EL MAR tira de mí desde el origen, desde el día primero de mi aliento, cuando entraba en mi casa su sonido, áspero, alguna vez, como un titán salvaje, pero otras veces con la salada suavidad que sellaba el verano. Saltando con fiereza por "La Crucita", erigida junto al viejo molino desaparecido, o tendiendo su inmaculado mantel de espuma sobre la arena de la pequeña playa, que nació al abrigo de la antañona bahía. ¿Cómo, sin él, podía yo seguir viviendo? Mi casa, otra casa cualquiera que me prestara su cobijo, tendría que estar siempre, perpetuamente junto al salitre. Por mucho que me guste el olor a pino. O el aroma de la tierna hierba, mojada por las primeras lluvias del otoño. Primero, el mar. Primero, la caricia azul inevitable.

Sobre la rada vivía el camino de "Las Adelfas", justo en la primera curva de la carretera. En él paseábamos en la primera juventud; mejor dicho: en los días líricos de la adolescencia, cuando el inevitable aroma de las adelfas aceleraba el ritmo de nuestro corazón. Aunque, probablemente, no. Probablemente no aceleraba el ritmo de nuestro corazón el perfume de las adelfas. Serían otros los motivos.

Un día llegaron los odiosos tractores. Hicieron más ancho el paseo que ya se llamó carretera. Y se fueron también las adelfas, como si se sintieran incómodas en aquel lugar del que había escapado el sosiego. Antes, sólo llegaban hasta el lugar el susurro del mar o el solitario canto del mirlo. Después, con los tractores, fueron otras las sinfonías. Y, como colofón de todos los conciertos, sentó sus reales su majestad el automóvil. Y se acabó el paseo juvenil sobre la rada; una rada triste porque vio cómo perdía a sus amigos de cada tarde, cuando la mirábamos casi con ternura a pesar de su mal genio en el invierno.

Mi calle no tenía tiempo para aburrirse. Había algunas tiendas y muchas carpinterías. Por eso, el olor a madera tierna me acompañaba desde la mañana. Cerca de mi casa vivía una señora que hacía la permanente.

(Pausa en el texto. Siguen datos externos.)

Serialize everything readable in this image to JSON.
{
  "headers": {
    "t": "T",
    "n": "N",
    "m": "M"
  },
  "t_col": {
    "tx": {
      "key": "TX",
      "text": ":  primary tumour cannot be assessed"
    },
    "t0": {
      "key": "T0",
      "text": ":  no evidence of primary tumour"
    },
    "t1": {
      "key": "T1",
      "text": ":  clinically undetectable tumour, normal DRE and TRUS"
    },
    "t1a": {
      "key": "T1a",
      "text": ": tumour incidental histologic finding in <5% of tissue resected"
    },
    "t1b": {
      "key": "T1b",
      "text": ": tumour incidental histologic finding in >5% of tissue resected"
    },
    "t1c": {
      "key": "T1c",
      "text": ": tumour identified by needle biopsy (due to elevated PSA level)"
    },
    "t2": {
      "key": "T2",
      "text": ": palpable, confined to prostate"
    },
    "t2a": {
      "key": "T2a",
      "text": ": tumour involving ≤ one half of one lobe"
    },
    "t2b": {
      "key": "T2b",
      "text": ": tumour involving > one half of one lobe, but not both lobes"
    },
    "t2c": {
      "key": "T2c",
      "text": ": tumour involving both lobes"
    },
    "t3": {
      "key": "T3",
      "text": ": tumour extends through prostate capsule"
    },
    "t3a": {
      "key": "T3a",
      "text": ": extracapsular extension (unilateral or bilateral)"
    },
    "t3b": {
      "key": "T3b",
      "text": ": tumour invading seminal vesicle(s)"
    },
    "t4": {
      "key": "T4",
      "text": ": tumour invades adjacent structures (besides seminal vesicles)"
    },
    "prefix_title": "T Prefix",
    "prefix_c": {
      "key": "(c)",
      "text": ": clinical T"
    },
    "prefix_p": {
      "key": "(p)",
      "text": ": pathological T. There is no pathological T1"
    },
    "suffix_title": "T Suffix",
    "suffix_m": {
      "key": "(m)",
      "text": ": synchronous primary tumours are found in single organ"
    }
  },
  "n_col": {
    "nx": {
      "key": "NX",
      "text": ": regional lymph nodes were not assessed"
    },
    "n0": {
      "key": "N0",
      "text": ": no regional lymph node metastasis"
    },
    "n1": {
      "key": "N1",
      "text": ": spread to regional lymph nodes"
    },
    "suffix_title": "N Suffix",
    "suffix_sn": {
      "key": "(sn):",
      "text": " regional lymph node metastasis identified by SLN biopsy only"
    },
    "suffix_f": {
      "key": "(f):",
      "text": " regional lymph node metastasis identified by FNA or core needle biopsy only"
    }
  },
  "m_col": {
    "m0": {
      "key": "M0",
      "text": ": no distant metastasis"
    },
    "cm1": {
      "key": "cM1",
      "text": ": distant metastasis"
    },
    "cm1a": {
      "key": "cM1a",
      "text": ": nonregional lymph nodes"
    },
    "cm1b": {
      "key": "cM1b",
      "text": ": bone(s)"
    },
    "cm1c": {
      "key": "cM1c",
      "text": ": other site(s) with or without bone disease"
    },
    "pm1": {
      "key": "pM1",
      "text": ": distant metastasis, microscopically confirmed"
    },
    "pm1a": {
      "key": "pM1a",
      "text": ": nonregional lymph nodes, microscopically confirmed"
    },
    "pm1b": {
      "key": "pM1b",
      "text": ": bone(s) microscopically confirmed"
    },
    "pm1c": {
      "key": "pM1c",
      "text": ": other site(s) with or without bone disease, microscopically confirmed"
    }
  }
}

Entraban las mujeres con el pelo lacio y salían luego con las melenas ensortijadas. Cuando la permanente dejó de usarse, aquella señora embarcó para Venezuela y la calle pareció más triste. El pan mañanero iba naciendo al lado de la carpintería y yo solía confundir el aroma de la harina tostada en el anticuado horno, con el serrín dorado y la viruta de la madera virgen.

Frente a mi casa estaba el molino del gofio, trepidante el motor y con el humo arriba cubriendo la azotea. Trepidaba el motor a la luz del día y cuando lucían las estrellas. Pero yo estaba acostumbrado porque iba haciendo su juego con la imparable música que dictaban las olas. Quienes viven junto a un estanque dicen que se adormecen cuando inician las ranas el monótono concierto de su croar nocturno. A mí me sigue adormeciendo el mar. Y más ahora, cuando el molino de gofio se fue por el camino de la paz, aunque parecía haber sido inventado para mitigar los días tristes de la guerra.

A mí estas desapariciones me entristecen el alma porque se van con ellas todos los recuerdos de un tiempo que no fue mejor, pero que permanece inevitablemente unido a la memoria.

Un día se ausentaron también, sin haber hecho daño a nadie, las esbeltas palmeras de los dátiles azucarados que caían sobre los jardines de la Plaza de Arriba. Otro día desapareció, sin nocturnidad ni alevosía, sino por las buenas, la pila en la que resbalaban siempre los muchachos forasteros, que terminaban casándose en Garachico porque así lo decía una vieja copla que ya no recuerdo. Otro día, en fin, enfiló el camino definitivo el horno de cal que se hallaba, desafiante en apariencia, muy cerca del abandonado puerto. Demasiadas ausencias para tan corto espacio de tiempo.

No es ya mi calle la que era. Ni tiendas, ni carpinterías, ni pan tierno, ni virutas enrolladas como una espiral indescifrable, ni una señora dibujando permanentes. Hay ventanas cerradas y muchas cristaleras sin cortinas. Y pocos aromas impregnados en las tejas o en los adoquines. En mi calle es dueño y señor el silencio. La vida, un tanto bullanguera, acampa ahora en los alrededores del castillo, donde recibe, a todas horas, el guiño aristocrático de los pétreos escudos seculares.

Ahora sigue adormilándome el mar, donde reflejan su belleza las estrellas.

Y me atrevo a preguntarme qué misteriosa fuerza me ha obligado a escribir estos renglones.